Su recuerdo toma una fusta y atiza mi
presente. Ella es parte de ese recuerdo. Ella, pues, me atormenta.
¿Debería repelerle la entrada a mi recinto, debería tratarla como
la peste que se evita? ¿O debería disfrutar de esas últimas
caricias, aunque dolorosas, que prodiga incesante a mi ser?
Su recuerdo es una sombra amorfa entre
mi vista y mi razón. Se desliza por las paredes de mi estancia con
tanta velocidad que me aturde; ora está a mi derecha, ora a mi
izquierda. Y después, en mi centro, de tal modo que no la pueda
observar, sólo pueda sentirme indigestado. Y como tal, con el placer
de haberla consumido hasta casi la saciedad, mas faltándome tanto.
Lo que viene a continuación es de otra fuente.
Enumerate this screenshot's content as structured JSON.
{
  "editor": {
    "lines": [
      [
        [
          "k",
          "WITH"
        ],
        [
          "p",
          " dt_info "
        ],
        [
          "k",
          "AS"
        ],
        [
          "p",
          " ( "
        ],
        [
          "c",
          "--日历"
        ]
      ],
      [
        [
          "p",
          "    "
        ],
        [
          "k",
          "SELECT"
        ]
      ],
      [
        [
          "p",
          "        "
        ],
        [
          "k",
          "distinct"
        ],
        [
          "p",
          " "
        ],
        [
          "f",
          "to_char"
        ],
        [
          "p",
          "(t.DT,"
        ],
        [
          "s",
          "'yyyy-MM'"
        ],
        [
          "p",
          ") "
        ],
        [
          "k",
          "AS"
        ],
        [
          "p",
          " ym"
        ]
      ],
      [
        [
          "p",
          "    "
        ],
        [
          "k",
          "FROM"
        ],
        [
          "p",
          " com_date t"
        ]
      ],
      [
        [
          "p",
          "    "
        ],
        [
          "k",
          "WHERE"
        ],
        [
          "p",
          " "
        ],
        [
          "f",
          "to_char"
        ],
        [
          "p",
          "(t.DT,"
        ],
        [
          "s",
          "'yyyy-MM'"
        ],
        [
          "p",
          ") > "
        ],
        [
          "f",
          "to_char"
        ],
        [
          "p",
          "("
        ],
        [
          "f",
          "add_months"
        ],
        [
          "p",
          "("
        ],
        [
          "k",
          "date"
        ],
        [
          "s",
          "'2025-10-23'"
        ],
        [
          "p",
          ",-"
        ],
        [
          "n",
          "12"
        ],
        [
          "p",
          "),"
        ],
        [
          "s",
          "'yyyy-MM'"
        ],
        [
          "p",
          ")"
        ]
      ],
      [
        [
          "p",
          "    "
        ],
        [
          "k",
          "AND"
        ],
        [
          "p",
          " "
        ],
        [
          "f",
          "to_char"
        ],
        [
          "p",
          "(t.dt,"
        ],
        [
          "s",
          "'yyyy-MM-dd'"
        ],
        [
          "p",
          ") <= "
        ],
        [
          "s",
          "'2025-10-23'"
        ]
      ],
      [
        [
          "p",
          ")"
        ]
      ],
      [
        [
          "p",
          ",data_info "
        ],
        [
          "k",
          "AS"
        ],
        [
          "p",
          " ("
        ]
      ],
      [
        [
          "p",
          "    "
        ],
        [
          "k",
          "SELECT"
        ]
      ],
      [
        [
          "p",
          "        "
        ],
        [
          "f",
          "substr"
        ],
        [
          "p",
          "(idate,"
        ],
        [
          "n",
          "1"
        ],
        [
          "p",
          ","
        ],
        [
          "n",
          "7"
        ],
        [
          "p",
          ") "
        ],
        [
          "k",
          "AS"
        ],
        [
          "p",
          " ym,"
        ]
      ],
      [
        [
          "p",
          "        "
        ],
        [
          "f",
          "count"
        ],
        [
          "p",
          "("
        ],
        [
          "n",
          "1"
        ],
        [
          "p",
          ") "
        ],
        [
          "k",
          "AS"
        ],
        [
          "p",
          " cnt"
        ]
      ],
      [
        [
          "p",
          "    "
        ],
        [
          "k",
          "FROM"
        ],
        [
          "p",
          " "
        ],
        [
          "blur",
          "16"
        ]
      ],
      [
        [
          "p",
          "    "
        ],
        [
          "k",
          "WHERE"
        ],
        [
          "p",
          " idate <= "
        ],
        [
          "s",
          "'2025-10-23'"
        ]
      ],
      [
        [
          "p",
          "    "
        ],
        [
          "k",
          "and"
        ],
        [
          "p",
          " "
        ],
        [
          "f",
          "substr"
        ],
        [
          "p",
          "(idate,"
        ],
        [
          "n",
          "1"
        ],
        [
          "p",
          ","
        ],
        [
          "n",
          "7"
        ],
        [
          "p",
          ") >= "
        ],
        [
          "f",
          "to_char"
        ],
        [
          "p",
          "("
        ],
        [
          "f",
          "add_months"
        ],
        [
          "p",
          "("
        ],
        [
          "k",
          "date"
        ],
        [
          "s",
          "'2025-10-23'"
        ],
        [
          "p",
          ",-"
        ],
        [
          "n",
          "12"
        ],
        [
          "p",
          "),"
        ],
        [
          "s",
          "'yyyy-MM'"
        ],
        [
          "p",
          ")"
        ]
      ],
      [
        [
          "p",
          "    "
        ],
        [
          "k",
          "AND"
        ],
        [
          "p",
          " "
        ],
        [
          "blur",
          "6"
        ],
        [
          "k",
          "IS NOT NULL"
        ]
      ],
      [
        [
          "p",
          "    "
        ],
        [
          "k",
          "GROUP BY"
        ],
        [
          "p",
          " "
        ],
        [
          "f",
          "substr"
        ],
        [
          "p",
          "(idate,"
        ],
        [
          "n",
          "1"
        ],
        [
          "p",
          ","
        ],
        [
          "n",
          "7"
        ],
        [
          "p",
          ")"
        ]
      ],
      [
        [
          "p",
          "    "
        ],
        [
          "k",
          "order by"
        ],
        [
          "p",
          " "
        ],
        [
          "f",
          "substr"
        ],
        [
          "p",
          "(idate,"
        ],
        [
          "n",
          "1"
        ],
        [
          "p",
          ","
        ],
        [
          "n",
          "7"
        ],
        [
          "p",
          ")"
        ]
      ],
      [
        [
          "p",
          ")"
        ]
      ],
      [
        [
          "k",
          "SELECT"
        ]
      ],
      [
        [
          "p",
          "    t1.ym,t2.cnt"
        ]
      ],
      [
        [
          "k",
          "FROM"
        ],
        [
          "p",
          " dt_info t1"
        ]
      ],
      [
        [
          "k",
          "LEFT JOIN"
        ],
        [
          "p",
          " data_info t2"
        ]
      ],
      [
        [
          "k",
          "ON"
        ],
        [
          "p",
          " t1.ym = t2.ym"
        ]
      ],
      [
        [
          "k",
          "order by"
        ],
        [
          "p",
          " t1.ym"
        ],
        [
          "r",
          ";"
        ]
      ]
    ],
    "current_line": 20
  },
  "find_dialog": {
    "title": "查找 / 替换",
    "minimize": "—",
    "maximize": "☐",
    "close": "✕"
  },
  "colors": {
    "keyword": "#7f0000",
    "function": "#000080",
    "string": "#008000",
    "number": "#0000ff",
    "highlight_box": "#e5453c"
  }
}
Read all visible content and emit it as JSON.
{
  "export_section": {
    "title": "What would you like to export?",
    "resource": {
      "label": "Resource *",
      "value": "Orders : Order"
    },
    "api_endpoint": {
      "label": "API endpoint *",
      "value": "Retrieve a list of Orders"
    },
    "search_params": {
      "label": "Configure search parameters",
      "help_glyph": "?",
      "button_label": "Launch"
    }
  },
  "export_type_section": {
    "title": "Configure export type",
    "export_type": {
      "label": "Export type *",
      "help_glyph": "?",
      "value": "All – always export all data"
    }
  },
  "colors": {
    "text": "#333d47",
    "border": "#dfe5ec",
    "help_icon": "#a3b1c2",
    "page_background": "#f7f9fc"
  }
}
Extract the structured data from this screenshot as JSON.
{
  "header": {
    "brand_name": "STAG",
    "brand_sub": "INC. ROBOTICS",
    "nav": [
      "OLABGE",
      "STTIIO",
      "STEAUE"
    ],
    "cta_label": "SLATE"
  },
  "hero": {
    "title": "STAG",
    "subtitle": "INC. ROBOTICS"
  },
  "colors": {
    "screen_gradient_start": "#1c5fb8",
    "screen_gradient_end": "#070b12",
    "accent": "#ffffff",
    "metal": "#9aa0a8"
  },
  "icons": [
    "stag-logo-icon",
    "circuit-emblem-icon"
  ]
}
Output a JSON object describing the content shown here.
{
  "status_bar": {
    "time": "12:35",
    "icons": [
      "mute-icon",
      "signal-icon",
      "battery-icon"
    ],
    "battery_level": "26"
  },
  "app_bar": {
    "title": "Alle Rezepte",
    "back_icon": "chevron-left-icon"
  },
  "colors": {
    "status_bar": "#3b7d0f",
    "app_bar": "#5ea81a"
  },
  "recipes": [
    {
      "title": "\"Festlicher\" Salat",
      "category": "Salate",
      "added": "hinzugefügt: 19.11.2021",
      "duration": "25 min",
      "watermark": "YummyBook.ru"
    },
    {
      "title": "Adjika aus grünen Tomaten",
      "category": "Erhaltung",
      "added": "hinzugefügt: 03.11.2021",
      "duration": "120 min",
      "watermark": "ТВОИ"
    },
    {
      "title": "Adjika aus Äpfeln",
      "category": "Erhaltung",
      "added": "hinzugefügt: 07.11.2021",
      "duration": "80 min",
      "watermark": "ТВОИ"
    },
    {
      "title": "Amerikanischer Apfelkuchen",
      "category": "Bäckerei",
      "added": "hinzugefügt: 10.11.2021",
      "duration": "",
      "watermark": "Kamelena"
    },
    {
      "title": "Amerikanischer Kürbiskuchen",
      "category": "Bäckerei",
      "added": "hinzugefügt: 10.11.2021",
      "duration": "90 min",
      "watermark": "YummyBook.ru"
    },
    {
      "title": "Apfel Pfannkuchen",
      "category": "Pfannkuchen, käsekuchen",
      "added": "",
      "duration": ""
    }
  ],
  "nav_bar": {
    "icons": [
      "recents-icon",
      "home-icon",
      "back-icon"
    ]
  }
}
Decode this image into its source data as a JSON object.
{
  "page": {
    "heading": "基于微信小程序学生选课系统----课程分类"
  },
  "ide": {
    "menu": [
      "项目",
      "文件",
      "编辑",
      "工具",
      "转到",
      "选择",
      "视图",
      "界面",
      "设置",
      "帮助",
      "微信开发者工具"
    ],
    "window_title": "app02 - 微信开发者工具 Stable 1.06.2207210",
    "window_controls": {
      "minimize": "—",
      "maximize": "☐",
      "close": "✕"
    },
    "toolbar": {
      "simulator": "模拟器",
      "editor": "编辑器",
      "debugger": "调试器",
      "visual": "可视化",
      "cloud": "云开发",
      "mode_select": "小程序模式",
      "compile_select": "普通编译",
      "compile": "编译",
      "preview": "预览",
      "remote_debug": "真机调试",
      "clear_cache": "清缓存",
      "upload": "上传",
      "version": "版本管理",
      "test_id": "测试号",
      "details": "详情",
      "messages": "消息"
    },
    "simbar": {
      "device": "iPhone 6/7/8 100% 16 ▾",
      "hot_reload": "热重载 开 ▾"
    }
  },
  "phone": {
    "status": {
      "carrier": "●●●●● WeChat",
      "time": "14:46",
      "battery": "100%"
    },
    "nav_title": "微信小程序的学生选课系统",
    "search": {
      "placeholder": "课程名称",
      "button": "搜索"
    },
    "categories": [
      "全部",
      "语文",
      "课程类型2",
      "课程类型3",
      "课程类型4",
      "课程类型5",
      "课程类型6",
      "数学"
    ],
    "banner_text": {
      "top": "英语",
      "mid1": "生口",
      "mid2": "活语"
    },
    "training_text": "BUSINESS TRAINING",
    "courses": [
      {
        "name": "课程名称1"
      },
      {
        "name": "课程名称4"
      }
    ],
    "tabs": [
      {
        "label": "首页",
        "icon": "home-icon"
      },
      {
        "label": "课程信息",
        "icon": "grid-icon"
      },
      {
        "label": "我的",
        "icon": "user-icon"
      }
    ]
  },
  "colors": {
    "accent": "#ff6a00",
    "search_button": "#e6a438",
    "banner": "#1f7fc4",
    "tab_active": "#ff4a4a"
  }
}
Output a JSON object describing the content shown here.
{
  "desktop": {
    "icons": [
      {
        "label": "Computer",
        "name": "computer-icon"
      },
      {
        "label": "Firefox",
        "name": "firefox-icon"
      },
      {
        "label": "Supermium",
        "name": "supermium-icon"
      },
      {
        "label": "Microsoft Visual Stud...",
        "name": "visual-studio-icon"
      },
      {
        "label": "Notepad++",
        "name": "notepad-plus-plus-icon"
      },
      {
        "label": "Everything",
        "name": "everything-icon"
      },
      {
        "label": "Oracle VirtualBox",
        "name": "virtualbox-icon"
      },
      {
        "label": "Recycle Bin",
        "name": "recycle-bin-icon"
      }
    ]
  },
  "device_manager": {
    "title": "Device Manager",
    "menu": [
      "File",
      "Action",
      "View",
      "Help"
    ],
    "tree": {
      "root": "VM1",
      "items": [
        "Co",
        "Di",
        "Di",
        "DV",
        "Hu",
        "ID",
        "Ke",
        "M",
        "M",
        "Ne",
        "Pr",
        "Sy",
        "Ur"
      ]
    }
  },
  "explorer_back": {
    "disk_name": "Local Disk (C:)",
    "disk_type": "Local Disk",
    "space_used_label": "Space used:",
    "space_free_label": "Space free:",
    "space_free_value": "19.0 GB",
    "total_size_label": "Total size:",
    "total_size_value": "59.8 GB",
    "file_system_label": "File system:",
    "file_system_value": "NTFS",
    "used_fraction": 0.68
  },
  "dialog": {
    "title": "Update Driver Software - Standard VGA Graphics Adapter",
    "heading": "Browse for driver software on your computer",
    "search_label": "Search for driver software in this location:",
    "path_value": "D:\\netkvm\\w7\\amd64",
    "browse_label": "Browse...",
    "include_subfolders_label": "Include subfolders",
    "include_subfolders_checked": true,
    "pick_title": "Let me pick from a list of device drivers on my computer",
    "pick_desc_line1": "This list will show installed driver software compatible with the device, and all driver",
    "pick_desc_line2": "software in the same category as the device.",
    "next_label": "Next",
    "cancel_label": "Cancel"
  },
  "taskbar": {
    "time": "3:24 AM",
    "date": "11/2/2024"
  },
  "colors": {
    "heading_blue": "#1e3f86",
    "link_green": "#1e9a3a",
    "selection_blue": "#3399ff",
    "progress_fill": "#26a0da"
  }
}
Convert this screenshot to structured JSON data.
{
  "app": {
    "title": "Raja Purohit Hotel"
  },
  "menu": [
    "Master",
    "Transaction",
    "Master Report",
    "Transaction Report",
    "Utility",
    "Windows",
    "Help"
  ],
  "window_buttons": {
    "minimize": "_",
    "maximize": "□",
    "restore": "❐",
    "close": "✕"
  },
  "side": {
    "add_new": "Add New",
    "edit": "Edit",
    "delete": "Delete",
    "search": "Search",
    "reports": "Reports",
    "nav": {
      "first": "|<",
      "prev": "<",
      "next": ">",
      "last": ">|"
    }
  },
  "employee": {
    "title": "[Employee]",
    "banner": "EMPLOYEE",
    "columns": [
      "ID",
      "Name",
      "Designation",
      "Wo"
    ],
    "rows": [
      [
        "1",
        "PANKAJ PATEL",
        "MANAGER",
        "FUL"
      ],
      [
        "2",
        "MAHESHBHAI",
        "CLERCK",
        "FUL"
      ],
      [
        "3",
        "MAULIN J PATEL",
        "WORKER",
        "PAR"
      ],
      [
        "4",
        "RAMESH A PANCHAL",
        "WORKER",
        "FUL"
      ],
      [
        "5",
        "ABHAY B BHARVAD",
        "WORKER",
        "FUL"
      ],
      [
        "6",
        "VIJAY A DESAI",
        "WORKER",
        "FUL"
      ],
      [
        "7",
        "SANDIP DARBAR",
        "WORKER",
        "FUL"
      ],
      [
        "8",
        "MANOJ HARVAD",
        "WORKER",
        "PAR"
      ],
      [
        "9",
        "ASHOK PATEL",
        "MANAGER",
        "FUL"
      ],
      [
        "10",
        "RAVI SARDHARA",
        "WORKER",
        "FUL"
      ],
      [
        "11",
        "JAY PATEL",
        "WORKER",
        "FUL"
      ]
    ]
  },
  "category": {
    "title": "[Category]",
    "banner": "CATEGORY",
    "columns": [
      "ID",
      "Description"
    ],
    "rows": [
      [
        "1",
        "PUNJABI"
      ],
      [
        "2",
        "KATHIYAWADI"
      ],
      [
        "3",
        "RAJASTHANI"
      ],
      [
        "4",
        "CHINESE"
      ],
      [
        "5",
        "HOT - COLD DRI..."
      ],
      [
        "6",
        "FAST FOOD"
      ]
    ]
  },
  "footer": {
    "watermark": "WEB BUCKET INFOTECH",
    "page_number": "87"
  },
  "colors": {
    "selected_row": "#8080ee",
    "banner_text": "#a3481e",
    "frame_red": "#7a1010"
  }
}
Porque ella está aquí, en mis
recónditos sentimientos. Probablemente a estas alturas se haya
fundido con mi cuerpo y mi alma. ¿Entonces, somos uno mismo?
¿Entonces, debería odiarme?
Dulce mujer de mirada esmeralda, tu
partida ha sido presencial, pero me he quedado con lo mejor de ti,
que es a la vez lo que más me tortura. Yo poseo tu esencia porque la
pusiste en mis manos. Puedes sentirte libre y completa, pero te has
ido sin una parte de ti.
No pido que vuelvas por ella. No tienes
que hacerlo. Pido, vieja amiga, lo que es natural: que me indiques
cómo debo manejarte. Cómo adherirte a mí sin que haya ningún dejo
de rechazo. Pido que me sugieras cómo te transporto a un área más
segura. Esa parte que no tiene acomodo eres tú, eres tú en mi vida.
Pero no te la lleves, no me dejes solo.